Two to be Presented by University, Two by the Institute of Technology, and one by the Architectural Club

NO WRITER ATTRIBUTED

The University, the Massachusetts Institute of Technology, and the Boston Architectural Club have combined to offer a series of prizes to any student in design who is now in one of the above institutions or who has ever been connected with one of them. Five competitions will be held this year, with a first prize of $50 and a second of $25. On each of five Friday afternoons, of which only two dates, November 16 and 30, have as yet been set, a problem will be given out at 5 o'clock. The final drawings and solutions are to be handed in by the following Monday at 9 o'clock in the morning.

A gift of Mr. Charles A. Coolidge '81, the builder of Leland Stanford University at California, has made it possible for the University to give two of the five prizes. M. I. T. will give two and the Architectural Club will give the fifth. The University prizes will be named in honor of the late Dean H. Langford Warren L.'02 and the late Charles Eliot '82. The prizes of M. I. T. will be known as the Despradelle and the Ware prizes.
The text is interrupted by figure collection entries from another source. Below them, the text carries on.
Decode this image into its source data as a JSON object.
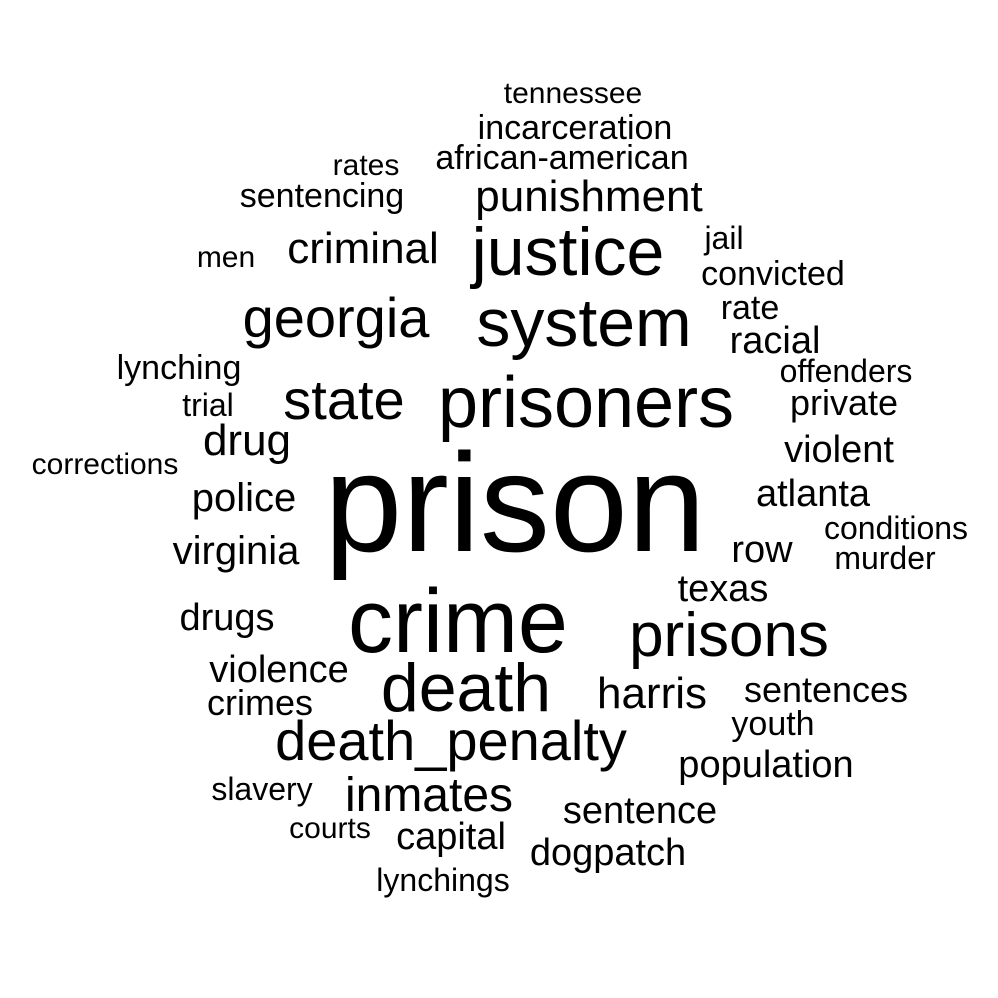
{
  "text_color": "#000000",
  "background_color": "#ffffff",
  "words": [
    {
      "text": "prison"
    },
    {
      "text": "crime"
    },
    {
      "text": "prisoners"
    },
    {
      "text": "system"
    },
    {
      "text": "justice"
    },
    {
      "text": "death"
    },
    {
      "text": "prisons"
    },
    {
      "text": "georgia"
    },
    {
      "text": "state"
    },
    {
      "text": "death_penalty"
    },
    {
      "text": "punishment"
    },
    {
      "text": "criminal"
    },
    {
      "text": "inmates"
    },
    {
      "text": "drug"
    },
    {
      "text": "police"
    },
    {
      "text": "virginia"
    },
    {
      "text": "harris"
    },
    {
      "text": "violence"
    },
    {
      "text": "atlanta"
    },
    {
      "text": "texas"
    },
    {
      "text": "row"
    },
    {
      "text": "population"
    },
    {
      "text": "dogpatch"
    },
    {
      "text": "sentence"
    },
    {
      "text": "incarceration"
    },
    {
      "text": "african-american"
    },
    {
      "text": "convicted"
    },
    {
      "text": "racial"
    },
    {
      "text": "violent"
    },
    {
      "text": "private"
    },
    {
      "text": "sentences"
    },
    {
      "text": "capital"
    },
    {
      "text": "drugs"
    },
    {
      "text": "sentencing"
    },
    {
      "text": "crimes"
    },
    {
      "text": "lynching"
    },
    {
      "text": "tennessee"
    },
    {
      "text": "offenders"
    },
    {
      "text": "conditions"
    },
    {
      "text": "murder"
    },
    {
      "text": "youth"
    },
    {
      "text": "rate"
    },
    {
      "text": "jail"
    },
    {
      "text": "slavery"
    },
    {
      "text": "lynchings"
    },
    {
      "text": "courts"
    },
    {
      "text": "corrections"
    },
    {
      "text": "trial"
    },
    {
      "text": "rates"
    },
    {
      "text": "men"
    }
  ]
}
By opening these competition to all men who have been connected with any of the institutions, it is hoped to attack graduates of the schools who are working in architects' offices in Boston and its vicinity, and to get them to participate in one or more of the competitions in their own schools. One of the most valuable features of the Beaux-Arts in Paris is the way in which graduates of the ateliers often return to take an occasional problem given to the students in the School. These graduates are known as "ancients", and, by returning to their ateliers, they give the younger men the benefit of their experience in offices. Some substitute for this system is badly needed in the United States, and it is with this idea in mind that the present scheme has been evolved.

The competitions will be outside of the regular curriculum. No student in the schools will be forced to participate, though the advance men in design will be invited to do so. Certain academic credit will, however, be given for successful solutions of the problems by undergraduates, even though the drawings do not win prizes.